Before turning to these implications, it is important to note what the decision does not impact. The decision does not mean there is currently no Board. A full Board was sworn in last August. This decision will also not impact the issuance of regulations calling for “quickie” union elections currently under consideration. It is possible, however, that action on this and other matters could be delayed while the Board decides what to do with the prior now-invalidated rulings.

For employers who were parties to the invalid decisions, the Supreme Court’s decision may be bittersweet. An employer who lost an invalidated case will have another opportunity to argue its case in front of the Board; however, employers who won all or part of a prior case may find themselves having to reargue the matter. Given the impending back log of cases, cases pending before the Board will most certainly take longer than usual to resolve. Employers are urged to discuss their situation with counsel when determining how to proceed.

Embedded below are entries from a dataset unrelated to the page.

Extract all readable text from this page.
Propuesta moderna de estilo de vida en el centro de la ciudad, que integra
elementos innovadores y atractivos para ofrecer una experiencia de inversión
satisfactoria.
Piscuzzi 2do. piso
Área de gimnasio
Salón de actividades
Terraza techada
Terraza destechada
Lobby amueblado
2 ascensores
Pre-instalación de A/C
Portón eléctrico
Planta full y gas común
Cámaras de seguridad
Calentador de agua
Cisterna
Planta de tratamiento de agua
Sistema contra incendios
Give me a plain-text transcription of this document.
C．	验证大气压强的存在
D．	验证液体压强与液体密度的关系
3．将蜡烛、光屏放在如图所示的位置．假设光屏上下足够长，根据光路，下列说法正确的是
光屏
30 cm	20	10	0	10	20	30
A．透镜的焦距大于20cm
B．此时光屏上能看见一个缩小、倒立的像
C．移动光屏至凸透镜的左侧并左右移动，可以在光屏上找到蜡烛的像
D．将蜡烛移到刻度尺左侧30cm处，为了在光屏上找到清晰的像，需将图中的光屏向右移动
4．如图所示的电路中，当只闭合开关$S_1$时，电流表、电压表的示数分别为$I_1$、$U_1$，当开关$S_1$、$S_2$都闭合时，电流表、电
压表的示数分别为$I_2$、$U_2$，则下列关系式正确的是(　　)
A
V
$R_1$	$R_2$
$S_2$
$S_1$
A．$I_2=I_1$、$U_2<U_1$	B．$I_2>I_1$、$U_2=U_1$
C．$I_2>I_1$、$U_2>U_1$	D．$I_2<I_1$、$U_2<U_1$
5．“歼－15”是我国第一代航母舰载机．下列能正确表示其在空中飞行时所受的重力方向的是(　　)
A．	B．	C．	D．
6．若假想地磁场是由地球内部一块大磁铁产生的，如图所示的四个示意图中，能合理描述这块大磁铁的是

Employers will also need to decide what law to follow: the now-invalidated decision or the law that existed before the invalidated decision came down. Given the make-up of the current Board, a cautious approach would be to presume that any pro-union or pro-employee decision will not change. A more aggressive approach would be to follow prior law until the current Board acts. A case-by-case approach is probably necessary to determine the best path forward.

Examples of cases where employers might prefer to follow the old rule pending rehearing by the Board would include:

  • WKYC-TV—ability to cancel union dues check off at the end of a CBA;
  • Piedmont Gardens—production of witness statements on an employer investigation;
  • Banner Health Systems—whether an employer can require confidentiality of work place investigations;
  • Costco—dealing with the scope of valid social media policies; and
  • Hispanics United of Buffalo—legality of discipline for Facebook postings.

While there is no guarantee that the new Board will reach a different result upon reconsideration, at least one union-leaning Board member will see her term expire at the end of 2014, adding uncertainty to the make-up of the panels re-deciding these cases.